Separate pathways are involved in mitochondrial iron-sulfur cluster biogenesis and cytosolic iron-sulfur cluster biogenesis, but both depend on mitochondria. Mitochondrial iron-sulfur cluster biogenesis begins in the mitochondrial matrix with the nascent iron-sulfur cluster (Fe-S) assembly core-complex. This core-complex consists of a cysteine desulfurase (NFS1) dimer, two monomers of the scaffold protein ISCU, two regulatory proteins ISD11, and frataxin (FXN). NFS1 abstracts sulfur from cysteine (Cys), converting it to alanine (Ala), for nascent Fe-S cluster assembly. The stability of NFS1 depends on its binding partner ISD11. Iron entry and cysteine desulfurase activity are possibly regulated by FXN. Iron and electrons (e-) provided by NADH, ferredoxin reductase (FDXR), and ferredoxin (FDX2) facilitate the assembly of the nascent ISC on the ISCU. The ISCU-bound nascent Fe-S is transferred to recipient apo-proteins or intermediate carrier proteins by a dedicated chaperone-co-chaperone (HSPA9/HSC20) system.

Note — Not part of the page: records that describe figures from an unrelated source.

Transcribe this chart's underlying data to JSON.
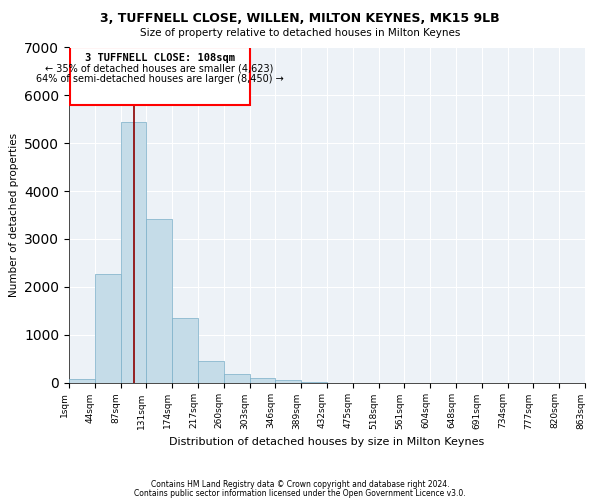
{
  "title": "3, TUFFNELL CLOSE, WILLEN, MILTON KEYNES, MK15 9LB",
  "subtitle": "Size of property relative to detached houses in Milton Keynes",
  "xlabel": "Distribution of detached houses by size in Milton Keynes",
  "ylabel": "Number of detached properties",
  "bar_color": "#c5dce8",
  "bar_edge_color": "#7aafc8",
  "vline_color": "#8b0000",
  "vline_x_index": 2.5,
  "annotation_title": "3 TUFFNELL CLOSE: 108sqm",
  "annotation_line1": "← 35% of detached houses are smaller (4,623)",
  "annotation_line2": "64% of semi-detached houses are larger (8,450) →",
  "tick_labels": [
    "1sqm",
    "44sqm",
    "87sqm",
    "131sqm",
    "174sqm",
    "217sqm",
    "260sqm",
    "303sqm",
    "346sqm",
    "389sqm",
    "432sqm",
    "475sqm",
    "518sqm",
    "561sqm",
    "604sqm",
    "648sqm",
    "691sqm",
    "734sqm",
    "777sqm",
    "820sqm",
    "863sqm"
  ],
  "bar_heights": [
    65,
    2270,
    5450,
    3420,
    1340,
    450,
    170,
    90,
    50,
    15,
    0,
    0,
    0,
    0,
    0,
    0,
    0,
    0,
    0,
    0
  ],
  "ylim": [
    0,
    7000
  ],
  "yticks": [
    0,
    1000,
    2000,
    3000,
    4000,
    5000,
    6000,
    7000
  ],
  "footnote1": "Contains HM Land Registry data © Crown copyright and database right 2024.",
  "footnote2": "Contains public sector information licensed under the Open Government Licence v3.0.",
  "background_color": "#edf2f7"
}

For cytosolic iron-sulfur cluster biogenesis, an undetermined sulfur-containing compound (X-S) is exported from the mitochondrial to the cytosol by ATP-binding cassette sub-family B member 7 (ABCB7). Cytoplasmic Fe-S assembly (CIA) machinery then facilitates the loading of Fe-S onto apo-proteins to form holo-proteins. Numerous proteins are involved in the transfer of Fe-S to specific proteins; see text for discussion.